Заболоченная местность, по которой продвигался отряд, издавна пользовалась дурной славой. Ходили легенды о таинственном озере, недоступном взору обычного смертного, в котором живет огромное полипообразное белое страшилище со светящимися глазами, а из испуганного шепота скваттеров можно было понять, что в полночь из подземных глубоких пещер на поклонение ему вылетают дьяволы с крыльями летучих мышей. Так повелось, говорили они, задолго до Д'Ибервиля,[7]до Ла Саля,[8]до краснокожих и даже до того, как в окрестных лесах появились первые звери и птицы. Один взгляд на этот кошмар означает немедленную и мучительную смерть, но ввиду того, что чудовище не раз являлось к поселянам во сне, они слишком хорошо знали об этом и предпочитали держаться от него подальше. Правда, нынешняя вудуистская оргия происходила на границе запретной территории, но этот участок болота и сам по себе был достаточно зловещим, и Леграссу пришло в голову, что, может быть, само место, на котором свершались ритуалы, вселяло в скваттеров больший ужас, нежели сопровождавшие его буйство и душераздирающие крики.

Только поэт или безумец мог бы подыскать слова для того, чтобы изобразить многоголосый гвалт, доносившийся до людей Леграсса, когда сквозь черную трясину они продирались навстречу красному зареву и глухому рокоту тамтамов. Эти дикие вопли, казалось, вырывались отчасти из человеческих, отчасти из звериных глоток, и было невозможно понять, то ли это люди издавали звериный рык, то ли зверь говорил языком человека. Неистовство, присущее животному миру, и оргиастическая разнузданность человека сплетались в единый демонический хор, и все эти исступленные вопли, визг и вой метались среди мрачных лесов подобно буйным порывам злобы, высвободившимся из непостижимых бездн ада. По временам нестройные завывания и вопли сменялись размеренным, ритмическим речитативом, и из множества глоток вырывалось слаженное монотонное пение, в котором постоянно повторялась одна и та же ритуальная формула:

— Пх'нглуи мглв'нафх Ктулху Р'льех вгах'нагл фхтагн!

Кроны деревьев становились все реже, стволы их — все тоньше, и наконец люди Леграсса буквально наткнулись на место, где происходила оргия. Четверо из них от ужаса едва устояли на ногах, один упал без сознания, а двое разразились безумными воплями, которые, к счастью, потонули в общей какофонии и не были услышаны идолопоклонниками. Леграсс плеснул холодной водой в лицо потерявшему сознание полицейскому, и весь отряд застыл на месте, завороженный кошмарным зрелищем.

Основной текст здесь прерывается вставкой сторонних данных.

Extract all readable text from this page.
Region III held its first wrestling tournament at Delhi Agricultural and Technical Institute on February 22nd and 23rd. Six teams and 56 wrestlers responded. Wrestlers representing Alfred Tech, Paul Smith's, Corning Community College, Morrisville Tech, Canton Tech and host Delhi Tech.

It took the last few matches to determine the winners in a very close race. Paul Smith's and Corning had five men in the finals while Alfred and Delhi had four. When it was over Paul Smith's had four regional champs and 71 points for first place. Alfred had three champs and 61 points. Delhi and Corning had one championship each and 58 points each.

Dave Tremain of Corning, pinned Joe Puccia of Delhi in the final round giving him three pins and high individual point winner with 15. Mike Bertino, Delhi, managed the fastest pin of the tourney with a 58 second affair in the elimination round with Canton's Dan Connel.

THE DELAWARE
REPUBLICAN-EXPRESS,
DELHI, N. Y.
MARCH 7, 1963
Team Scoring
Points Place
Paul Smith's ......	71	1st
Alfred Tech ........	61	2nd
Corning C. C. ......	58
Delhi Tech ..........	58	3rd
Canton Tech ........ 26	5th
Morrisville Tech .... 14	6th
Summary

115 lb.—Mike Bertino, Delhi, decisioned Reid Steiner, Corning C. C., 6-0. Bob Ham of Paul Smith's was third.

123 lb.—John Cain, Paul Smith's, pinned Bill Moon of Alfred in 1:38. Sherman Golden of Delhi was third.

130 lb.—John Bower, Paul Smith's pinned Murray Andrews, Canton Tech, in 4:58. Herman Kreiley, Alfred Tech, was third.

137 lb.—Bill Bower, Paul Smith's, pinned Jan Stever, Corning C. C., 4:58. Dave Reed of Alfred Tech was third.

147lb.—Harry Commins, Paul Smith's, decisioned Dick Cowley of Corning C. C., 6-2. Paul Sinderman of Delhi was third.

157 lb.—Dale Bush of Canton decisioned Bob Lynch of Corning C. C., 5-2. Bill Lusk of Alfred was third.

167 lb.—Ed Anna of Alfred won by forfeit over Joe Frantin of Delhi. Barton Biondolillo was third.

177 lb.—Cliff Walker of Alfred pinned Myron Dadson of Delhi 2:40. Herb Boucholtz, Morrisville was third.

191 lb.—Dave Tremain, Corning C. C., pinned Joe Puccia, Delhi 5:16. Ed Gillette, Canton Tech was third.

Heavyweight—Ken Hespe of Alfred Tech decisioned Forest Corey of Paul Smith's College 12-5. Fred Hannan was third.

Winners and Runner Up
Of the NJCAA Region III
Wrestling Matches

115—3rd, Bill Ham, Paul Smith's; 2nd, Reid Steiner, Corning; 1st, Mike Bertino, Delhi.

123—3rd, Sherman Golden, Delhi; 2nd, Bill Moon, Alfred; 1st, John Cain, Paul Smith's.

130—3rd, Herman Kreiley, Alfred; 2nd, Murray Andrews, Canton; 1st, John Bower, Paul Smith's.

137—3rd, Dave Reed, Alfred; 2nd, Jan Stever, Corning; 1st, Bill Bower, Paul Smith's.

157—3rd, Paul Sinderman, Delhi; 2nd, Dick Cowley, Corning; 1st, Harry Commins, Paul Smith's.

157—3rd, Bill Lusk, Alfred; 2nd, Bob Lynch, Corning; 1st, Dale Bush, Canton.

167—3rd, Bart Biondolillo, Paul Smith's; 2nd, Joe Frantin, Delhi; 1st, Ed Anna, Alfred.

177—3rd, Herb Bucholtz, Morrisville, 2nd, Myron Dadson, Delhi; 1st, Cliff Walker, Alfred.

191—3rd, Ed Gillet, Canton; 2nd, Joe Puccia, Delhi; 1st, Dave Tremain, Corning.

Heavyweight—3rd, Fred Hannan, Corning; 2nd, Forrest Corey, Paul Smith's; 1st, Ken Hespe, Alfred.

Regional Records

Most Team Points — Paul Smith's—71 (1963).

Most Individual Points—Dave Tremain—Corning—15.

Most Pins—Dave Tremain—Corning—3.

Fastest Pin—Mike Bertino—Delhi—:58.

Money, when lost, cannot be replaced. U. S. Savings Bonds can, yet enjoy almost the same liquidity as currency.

Взгляду вновь прибывших открылся травянистый островок площадью около акра, безлесный и довольно сухой. Посреди него скакала, вихлялась и кружилась неописуемо уродливая человеческая орда, какую едва ли могло представить себе даже извращенное воображение Сайма[9]или Ангаролы.[10]Сбросив одежды, этот пестрый сброд мычал, блеял и ревел по-ослиному, корчась в дикой пляске вокруг чудовищно огромного, выложенного широким кольцом костра; в самом центре огненного круга, временами проглядывая сквозь колеблющуюся завесу пламени, стоял массивный, около восьми футов в высоту, гранитный монолит, на вершине которого, несоизмеримая с его громадными размерами, покоилась зловещего вида резная статуэтка. С десяти эшафотов, через правильные промежутки расставленных вокруг опоясанного пламенем монолита, свисали, уронив головы, до неузнаваемости изуродованные, беспомощные тела злосчастных скваттеров, ранее исчезнувших из окрестных поселений, а внутри образуемого ими ужасного кольца бесновался безумный хоровод идолопоклонников, бесконечной лентой виясь слева направо между кольцом мертвых тел и кольцом огня.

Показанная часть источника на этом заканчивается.